The city has accepted Medicaid for aquatic/pool therapy programs and several staffers have mentioned that other facilities do the same.
The Electric confirmed with Benefis Health System that “through the Medicaid waiver program, aquatic/pool therapy is covered through a paid membership to the Peak if the patient meets certain criteria, as verified by his or her licensed healthcare provider. There is also a program known as ‘Silver Sneakers’ for patients covered under a certain Medicare Advantage plan, and one of the benefits under that program is the ability to use the Peak at no cost,” according to Benefis.
During Monday’s Park and Recreation Advisory Board meeting, members expressed an interest in finding short-term solutions for pool users such as partnering with the Montana School for the Deaf and Blind, but city pool staff said that pool was too small to provide many options for swimming lessons or other programming.
One board member suggested using the former Nautilus building at 2500 6th Ave. S. since it once had a pool.
The building, built in 1955, is older than the current Natatorium, was built as a grocery store and has been vacant for years.
The property is listed for sale for $590,000 and Mark Macek, the listing agent, told The Electric that “there is no pool in the facility. It is just a shell building with a dirt floor at the moment.”
Commissioners adopted the budget, which funds the Natatorium for the entire year, but City Manager Greg Doyon and Park and Rec director Steve Herrig said they are planning to close the facility by Jan. 1, 2019 because there will be costs with securing the facility and likely demolishing the building. Other city pools have major maintenance needs as well, Doyon said.
Doyon told The Electric that the brick facade on the east side of the building is also failing and the city will likely remove the basketball hoops and fence off the area until the details are finalized for the property.

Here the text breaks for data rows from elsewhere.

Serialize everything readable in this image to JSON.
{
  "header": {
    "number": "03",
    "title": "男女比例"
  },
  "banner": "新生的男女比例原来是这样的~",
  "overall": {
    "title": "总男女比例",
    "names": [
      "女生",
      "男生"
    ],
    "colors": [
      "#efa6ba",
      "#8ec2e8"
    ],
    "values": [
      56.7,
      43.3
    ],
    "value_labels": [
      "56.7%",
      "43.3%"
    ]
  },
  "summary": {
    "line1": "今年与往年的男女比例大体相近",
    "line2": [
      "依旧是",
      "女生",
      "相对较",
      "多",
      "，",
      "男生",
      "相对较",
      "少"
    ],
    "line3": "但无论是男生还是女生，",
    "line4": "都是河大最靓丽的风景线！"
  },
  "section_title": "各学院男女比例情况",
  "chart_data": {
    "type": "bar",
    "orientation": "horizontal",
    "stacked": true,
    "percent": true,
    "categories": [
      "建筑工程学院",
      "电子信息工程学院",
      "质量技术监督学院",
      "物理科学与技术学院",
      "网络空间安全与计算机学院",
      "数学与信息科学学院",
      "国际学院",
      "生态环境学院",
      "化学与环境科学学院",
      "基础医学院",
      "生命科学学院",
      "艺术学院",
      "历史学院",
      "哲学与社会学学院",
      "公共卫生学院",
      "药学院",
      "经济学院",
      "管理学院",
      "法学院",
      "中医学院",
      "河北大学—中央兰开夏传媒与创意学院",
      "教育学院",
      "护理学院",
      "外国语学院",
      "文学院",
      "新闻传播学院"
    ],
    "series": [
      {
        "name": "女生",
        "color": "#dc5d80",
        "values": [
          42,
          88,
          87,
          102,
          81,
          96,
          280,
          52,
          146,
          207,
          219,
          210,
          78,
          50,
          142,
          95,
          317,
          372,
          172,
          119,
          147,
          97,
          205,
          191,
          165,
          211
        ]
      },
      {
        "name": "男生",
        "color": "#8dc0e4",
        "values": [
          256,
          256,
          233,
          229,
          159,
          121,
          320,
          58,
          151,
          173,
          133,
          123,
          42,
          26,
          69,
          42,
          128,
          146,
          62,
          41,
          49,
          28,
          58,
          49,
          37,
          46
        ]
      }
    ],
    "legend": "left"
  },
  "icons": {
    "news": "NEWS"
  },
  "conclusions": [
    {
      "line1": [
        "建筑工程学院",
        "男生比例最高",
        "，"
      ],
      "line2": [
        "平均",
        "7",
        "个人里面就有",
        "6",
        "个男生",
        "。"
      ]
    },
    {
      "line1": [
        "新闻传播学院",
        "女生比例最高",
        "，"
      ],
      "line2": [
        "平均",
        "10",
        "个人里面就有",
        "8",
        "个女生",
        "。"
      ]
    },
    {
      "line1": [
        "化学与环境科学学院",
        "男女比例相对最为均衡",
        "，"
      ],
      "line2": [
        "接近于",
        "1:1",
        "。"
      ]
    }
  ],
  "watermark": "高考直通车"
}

Doyon and Herrig said there will be minimal impact to full-time pool staff since the city will keep a pools manager, which oversees all of the city’s pools. The second full-time pools position is currently vacant and Doyon said it won’t be filled for now.
Commissioner Owen Robinson said he wants to be able to put more resources into public safety so the fire and police departments can provide a higher level of service.
In recent years, the city funded new fire engines, an additional fire inspector, a new ambulance, new squad vehicle, replacement self-contained breathing apparatus and other equipment needs at fire, and three new police positions, additional facility improvements and equipment for police, but staffing increases have not been to the level the police and fire chiefs have requested.